The city conducted its own review of Airbnb data and found that a quarter of the full homes available for rent on the service are not the host’s primary residence. And Inside Airbnb, which tracks rental data in various cities, suggests the numbers may be even higher than that.

When asked for comment, Airbnb didn’t dispute the preceding numbers exactly, but cautioned that the data and methods vary widely, so any analysis (including its own, really) should be examined in context. For example, Inside Airbnb calls any home available for more than 60 days “high availability,” though that’s within the normal range by the company’s reckoning.

The IA study tackled the multi-unit host criticism by looking for correlations between short-term rentals (STRs) and owner occupancy of housing. The logic is that if Airbnb and other services promote this type of behavior — multiple homes or units being used exclusively as STRs — you’d expect to see a relationship there. The researchers also looked at investment mortgages, the kind of loans you’d take on if you were looking to make a business out of a few cheap homes in your area.

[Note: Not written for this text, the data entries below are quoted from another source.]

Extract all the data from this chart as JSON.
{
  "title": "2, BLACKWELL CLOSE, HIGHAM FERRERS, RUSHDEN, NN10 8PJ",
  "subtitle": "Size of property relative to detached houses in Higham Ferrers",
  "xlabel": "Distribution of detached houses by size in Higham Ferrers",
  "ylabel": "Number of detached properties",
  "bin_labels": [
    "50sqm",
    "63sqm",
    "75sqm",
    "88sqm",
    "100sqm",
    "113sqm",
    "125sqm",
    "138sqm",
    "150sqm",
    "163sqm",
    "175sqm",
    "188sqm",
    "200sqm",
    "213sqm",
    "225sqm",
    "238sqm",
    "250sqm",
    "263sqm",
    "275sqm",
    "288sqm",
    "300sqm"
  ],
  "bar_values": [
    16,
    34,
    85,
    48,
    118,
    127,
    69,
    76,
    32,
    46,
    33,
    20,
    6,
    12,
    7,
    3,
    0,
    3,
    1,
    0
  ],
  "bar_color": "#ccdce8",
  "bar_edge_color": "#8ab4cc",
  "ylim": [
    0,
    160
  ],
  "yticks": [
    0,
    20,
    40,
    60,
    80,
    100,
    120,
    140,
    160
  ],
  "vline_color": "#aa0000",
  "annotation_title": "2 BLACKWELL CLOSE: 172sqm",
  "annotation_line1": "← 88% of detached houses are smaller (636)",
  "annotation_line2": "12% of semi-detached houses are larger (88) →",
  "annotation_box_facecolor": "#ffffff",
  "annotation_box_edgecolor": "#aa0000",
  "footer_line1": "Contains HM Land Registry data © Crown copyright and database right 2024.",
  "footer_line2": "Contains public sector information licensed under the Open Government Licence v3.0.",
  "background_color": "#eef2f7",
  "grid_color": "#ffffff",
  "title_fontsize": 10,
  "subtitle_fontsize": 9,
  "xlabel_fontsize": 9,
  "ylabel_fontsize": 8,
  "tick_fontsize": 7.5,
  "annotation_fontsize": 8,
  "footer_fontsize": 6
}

That doesn’t seem to be the case, according to the stats the IA parsed. Chart time:

Our findings suggest that STRs help Seattleites stay in their homes,” the IA’s Chief Economist and author of the paper, Christopher Hooton, told TechCrunch. “Investment mortgages do not spike because of short-term rental activity. In fact, they are negatively correlated. Nor does owner occupancy decrease or rents increase.”

So while there will likely always be a few examples of this kind of digital property portfolio, it seems that there just isn’t enough of it to have a major effect on rent and housing availability. Other factors in a growing city like Seattle, such as the gazillion ugly, expensive new apartment buildings they’re putting in all over the place, are likely a much greater influence.

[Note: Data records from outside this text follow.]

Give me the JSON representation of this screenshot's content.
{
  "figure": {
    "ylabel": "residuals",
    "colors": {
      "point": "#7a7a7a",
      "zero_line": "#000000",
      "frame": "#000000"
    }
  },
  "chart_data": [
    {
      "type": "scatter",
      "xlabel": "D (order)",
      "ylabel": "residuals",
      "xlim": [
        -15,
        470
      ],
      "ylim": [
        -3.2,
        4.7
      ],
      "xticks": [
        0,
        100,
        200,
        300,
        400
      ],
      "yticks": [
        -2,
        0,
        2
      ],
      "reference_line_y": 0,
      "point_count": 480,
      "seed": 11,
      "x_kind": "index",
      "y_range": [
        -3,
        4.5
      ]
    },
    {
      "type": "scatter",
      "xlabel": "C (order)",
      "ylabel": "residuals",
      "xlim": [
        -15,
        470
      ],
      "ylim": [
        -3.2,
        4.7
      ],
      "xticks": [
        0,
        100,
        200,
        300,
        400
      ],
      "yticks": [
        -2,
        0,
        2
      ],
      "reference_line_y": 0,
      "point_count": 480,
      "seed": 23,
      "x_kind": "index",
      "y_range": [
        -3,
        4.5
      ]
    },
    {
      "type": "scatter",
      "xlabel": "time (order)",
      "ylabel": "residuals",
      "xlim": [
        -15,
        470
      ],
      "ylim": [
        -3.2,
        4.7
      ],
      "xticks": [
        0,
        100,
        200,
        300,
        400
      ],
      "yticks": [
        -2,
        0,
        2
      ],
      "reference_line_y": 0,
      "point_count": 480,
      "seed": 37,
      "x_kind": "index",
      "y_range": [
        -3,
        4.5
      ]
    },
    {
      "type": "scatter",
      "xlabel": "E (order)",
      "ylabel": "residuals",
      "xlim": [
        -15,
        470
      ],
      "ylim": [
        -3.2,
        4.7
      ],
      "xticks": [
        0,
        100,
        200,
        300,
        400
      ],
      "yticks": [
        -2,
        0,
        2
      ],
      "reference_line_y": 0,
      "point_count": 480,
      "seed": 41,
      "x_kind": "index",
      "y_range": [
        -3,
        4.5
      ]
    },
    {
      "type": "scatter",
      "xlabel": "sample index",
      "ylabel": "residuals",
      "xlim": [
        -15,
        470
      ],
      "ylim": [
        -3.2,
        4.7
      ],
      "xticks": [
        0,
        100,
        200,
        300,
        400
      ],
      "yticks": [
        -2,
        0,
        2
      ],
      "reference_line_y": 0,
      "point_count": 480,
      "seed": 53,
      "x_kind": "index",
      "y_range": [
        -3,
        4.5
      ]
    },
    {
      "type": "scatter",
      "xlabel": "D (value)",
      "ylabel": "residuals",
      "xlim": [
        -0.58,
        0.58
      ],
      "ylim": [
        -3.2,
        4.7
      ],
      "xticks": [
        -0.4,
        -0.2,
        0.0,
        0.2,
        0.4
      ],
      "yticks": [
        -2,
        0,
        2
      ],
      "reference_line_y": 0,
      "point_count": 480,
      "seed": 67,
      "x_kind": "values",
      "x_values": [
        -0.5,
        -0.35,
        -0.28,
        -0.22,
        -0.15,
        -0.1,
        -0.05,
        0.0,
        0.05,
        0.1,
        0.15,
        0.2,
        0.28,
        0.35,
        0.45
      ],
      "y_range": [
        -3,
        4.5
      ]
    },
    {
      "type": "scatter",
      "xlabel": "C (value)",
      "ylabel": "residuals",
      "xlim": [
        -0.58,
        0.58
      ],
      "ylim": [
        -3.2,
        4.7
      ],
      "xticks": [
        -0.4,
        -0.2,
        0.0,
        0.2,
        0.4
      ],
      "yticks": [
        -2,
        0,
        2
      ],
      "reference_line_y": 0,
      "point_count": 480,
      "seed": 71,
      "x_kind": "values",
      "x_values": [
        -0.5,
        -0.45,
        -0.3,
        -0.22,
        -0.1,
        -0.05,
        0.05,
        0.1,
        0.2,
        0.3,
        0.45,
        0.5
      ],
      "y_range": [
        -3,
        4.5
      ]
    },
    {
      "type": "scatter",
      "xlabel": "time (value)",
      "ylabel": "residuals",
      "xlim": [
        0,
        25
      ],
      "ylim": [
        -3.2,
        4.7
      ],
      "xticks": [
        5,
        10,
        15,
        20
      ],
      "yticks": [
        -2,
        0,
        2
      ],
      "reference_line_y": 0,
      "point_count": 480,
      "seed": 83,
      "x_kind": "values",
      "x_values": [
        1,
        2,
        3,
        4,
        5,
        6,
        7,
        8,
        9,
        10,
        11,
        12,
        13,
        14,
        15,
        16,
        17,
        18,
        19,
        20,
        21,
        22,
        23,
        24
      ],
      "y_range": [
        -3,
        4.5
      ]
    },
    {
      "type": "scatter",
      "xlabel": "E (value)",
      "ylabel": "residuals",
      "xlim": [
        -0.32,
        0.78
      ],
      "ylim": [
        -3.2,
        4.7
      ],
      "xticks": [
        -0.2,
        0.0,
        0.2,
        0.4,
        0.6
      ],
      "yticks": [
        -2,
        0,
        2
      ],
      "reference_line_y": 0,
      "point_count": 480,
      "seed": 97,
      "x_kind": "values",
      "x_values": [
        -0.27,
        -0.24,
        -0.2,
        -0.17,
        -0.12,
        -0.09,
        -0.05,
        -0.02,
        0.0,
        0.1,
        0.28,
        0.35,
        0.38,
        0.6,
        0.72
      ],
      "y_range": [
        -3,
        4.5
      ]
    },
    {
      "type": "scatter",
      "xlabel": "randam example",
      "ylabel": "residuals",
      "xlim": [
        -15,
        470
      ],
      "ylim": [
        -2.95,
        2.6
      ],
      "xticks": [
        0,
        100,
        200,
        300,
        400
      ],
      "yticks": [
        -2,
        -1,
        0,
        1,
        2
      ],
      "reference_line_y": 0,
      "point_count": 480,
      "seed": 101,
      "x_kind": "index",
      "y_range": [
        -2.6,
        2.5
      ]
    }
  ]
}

(I’m going to be priced out of my place soon in no small part because it’s spitting distance from Amazon HQ. People are happy to pay extortionate rents when they only intend to stay in the city for two years.)

In any case, proposed rules from the city (currently inching their way through the usual red tape) would limit hosts to renting out a total of two units. That would act as an effective damper on multi-unit operations, and if Airbnb’s own spin on this topic (this report included) is taken at face value, the company shouldn’t really care, since it claims very few users are in that commercial class.

“The vast majority of our hosts in Seattle are sharing the home in which they live to earn a little extra money,” the company said in a statement. “Hosts with multiple entire home listings make up a small fraction of our community. We’re committed to being good partners with the City of Seattle and are working with city leaders to craft short-term rental regulations that will protect long-term housing stock and allow Seattle families to share their homes.”

The other issue looked at by the IA study is the idea that STRs are interfering with the hotel business. It’s kind of hard to sympathize with the incumbent industry here, but at the same time we want to avoid a situation like Uber’s in which a challenger is mainly competitive because it is cutting corners at every possible opportunity to undercut its opponents. So it’s good to put eyes on potential problem areas like this.

The study shows that there’s actually very little geographical overlap between hotels and home rentals, and this tallies with common sense: are you really going to try to compete with the Marriott on its home turf? No, you rent your neat spot in “scenic” West Seattle for much less and because there are so few hotel options there.

You can see that in this rather strangely colored-in map:

Why dots?!

The Seattle rules would also require hosts to get a business license and a city-issued Short Term Rental Operator’s License; proof would also have to be provided that the units to be rented are the host’s primary or secondary residence, that they are up to code, and that basic safety information is available to renters.

Airbnb calls these “unnecessary, complicated barriers to entry,” but they sound like good ideas to me. It’s not like you have to report to the city every time you rent to someone — you just need to get on the radar and show you’re meeting some basic standards. The license and income information would also reduce the government’s total reliance on rental platforms for that data. Plus, you know, taxes.

Like so many new business models, home-sharing presents powerful opportunities to users and unique challenges to businesses and regulators. Different cities require different handling of such things, and New York’s law may differ from Seattle’s greatly but be no less tailored to its own needs. The next couple years will make for something of a global experiment as various methods of regulating short-term rentals (to say nothing of ride-sharing and other “sharing economy” options) and the results should be fascinating — though perhaps more so for users and regulators than the companies affected.